Bereidingswijze
Hak de gekonfijte citrusschil heel fijn.
Rasp de schil van de citroen.
Klop de eieren los.
Doe de rozijnen en de gekonfijte citrusschillen in een kom met de citroenschil, de rum, kardemom, peper en het vanille-extract.
Laat 2 uur weken.
Meng de gist, de suiker, 125 gram bloem en de lauwe melk in een mengkom.
Laat een uur rijzen totdat het begint te schuimen.
Kneed de resterende bloem, het zout, de bruine suiker, de in blokjes gesneden boter, en de eieren onder het gistmengsel en kneed tot een deeg.

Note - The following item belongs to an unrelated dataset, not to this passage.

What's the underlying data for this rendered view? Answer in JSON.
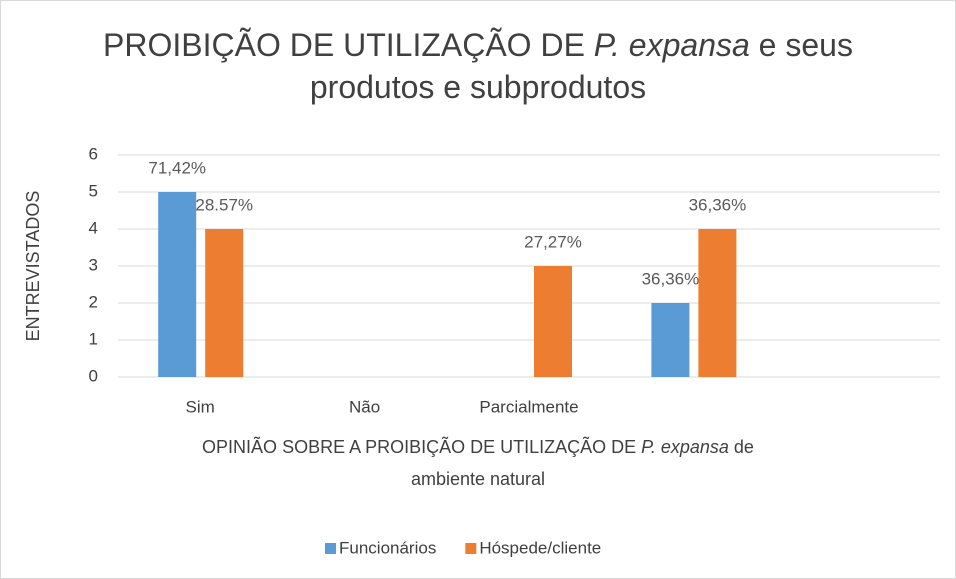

Voeg indien nodig wat melk toe.
Kneed nog 3 minuten goed door en laat dan een uur rusten.
Het deeg moet dan verdubbeld zijn in volume.
Kneed even door en meng er dan het geweekt fruit door.
Draai het deeg uit op een met bloem bestoven werktafel en verdeel in twee.
Rol elke portie uit tot een ovaal van 1 cm dik.
Rol de marsepein uit tot 2 rolletjes die evenlang zijn als het deeg.
Maak met de deegrol een inkeping in het deeg en leg er de marsepein in.
Bevochtig het deeg met wat melk en vouw het over de marsepein.
Leg de broden op een ingevette bakplaat, dek af met een vochtige keukenhanddoek en laat een half uur rijzen.
Verwarm ondertussen de oven voor op 180°C.
Bestrijk de broden met melk en bak ze in een half uur goudbruin.
Laat de stollen afkoelen op een rooster en werk daarna eventueel af met wat gesmolten boter en poedersuiker.